Changes in government in 2010 placed additional economic pressures on the funding of urban greenspaces. These changes have led Local Planning Authorities (LPAs) to make difficult choices over what services they are legally required to provide. Potentially the biggest loser in this process has been the funding for greenspaces. Although many cities have felt the impacts of fiscal austerity, Liverpool has been one of the city’s hardest hit. As a consequence, Liverpool City Council (LCC) is being forced to make decisions over how it will maintain the city’s landscape post 2016/17. Partially this reflects the fragmented nature and historical distribution of greenspaces in Liverpool but also its development context. Moreover, disparity in the distribution of the quality/quantity of green space is evident with a clear northsouth divide (Sykes et al., 2013).

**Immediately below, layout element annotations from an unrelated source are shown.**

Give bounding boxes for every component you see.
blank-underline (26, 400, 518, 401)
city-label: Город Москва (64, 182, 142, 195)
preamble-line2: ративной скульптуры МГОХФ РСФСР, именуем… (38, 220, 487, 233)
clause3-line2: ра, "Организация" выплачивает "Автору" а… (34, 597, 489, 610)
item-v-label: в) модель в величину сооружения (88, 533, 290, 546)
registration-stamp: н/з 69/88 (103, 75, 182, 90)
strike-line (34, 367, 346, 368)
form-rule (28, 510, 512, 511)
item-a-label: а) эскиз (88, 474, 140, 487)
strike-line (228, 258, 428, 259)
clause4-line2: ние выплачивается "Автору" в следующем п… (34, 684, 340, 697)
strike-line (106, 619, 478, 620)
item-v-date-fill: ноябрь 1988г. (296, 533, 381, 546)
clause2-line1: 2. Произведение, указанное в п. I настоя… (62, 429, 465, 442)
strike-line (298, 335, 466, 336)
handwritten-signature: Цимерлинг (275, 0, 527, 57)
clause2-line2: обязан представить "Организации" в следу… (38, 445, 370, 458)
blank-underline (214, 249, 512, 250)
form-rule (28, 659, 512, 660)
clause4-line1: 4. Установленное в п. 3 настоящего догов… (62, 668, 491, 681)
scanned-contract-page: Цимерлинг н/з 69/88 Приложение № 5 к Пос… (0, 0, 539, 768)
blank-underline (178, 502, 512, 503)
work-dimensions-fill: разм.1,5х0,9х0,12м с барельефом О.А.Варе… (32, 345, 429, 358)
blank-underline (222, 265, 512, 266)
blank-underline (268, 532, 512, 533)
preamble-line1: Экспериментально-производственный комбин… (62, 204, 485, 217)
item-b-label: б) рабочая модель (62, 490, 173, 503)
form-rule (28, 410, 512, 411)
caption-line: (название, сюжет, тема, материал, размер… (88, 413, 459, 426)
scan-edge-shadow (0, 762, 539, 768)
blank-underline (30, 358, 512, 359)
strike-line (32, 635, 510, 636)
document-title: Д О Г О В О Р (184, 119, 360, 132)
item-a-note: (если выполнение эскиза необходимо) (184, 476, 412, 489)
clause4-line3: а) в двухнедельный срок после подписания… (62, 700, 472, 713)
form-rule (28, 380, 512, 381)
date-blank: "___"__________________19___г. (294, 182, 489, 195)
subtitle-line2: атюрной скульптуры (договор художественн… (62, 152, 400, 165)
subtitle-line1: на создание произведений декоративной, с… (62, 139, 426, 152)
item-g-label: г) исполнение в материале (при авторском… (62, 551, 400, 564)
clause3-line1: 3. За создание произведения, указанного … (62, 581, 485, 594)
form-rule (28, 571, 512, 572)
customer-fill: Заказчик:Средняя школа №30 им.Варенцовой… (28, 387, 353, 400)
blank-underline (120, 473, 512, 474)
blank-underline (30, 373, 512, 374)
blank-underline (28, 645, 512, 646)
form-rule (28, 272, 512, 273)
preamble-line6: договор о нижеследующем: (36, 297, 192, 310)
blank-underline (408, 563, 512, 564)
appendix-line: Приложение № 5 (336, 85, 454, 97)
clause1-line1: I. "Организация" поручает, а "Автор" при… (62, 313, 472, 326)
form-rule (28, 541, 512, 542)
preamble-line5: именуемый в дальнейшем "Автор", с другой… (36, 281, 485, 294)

The growing rhetoric presented by LCC relating to funding discretionary service, including landscape planning, has been presented as further evidence of its lack of foresight in how it manages its environment.

To address this a series of greenways2, labelled as ‘green corridors’ throughout the paper, are proposed as a financially viable and spatially diverse mechanism to improve the spatial distribution of green infrastructure (GI) across the city. Using a city-wide analysis of existing green spaces, the proposed green corridors aim to link Liverpool’s Victorian parks (hubs) with linear green spaces (links) to form a city-scale network. However, despite local support for the protection of green spaces, as observed in the Liverpool City Council Green & Open Space Review (LG&OSR), there is a reticence in some political circles to support such a programme of investment. Moreover, by assessing existing barriers to funding investment in Liverpool’s green corridors it is possible to identify broader institutional problems with the financing, management and long-term development of green space. However, within

LCC there appears to be a lack of clarity of the socio-economic and ecological value of the city’s green spaces, which is limiting discussions of how best to protect it. Green corridors are therefore proposed as a form of investment that can facilitate spatial equity of green spaces to communities in Liverpool. How LCC, and the city as a whole, approach the use of green corridors as a part of its GI network remains open to interpretation. The identification of possible locations for new corridors is the first stage in generating political/public support for investment.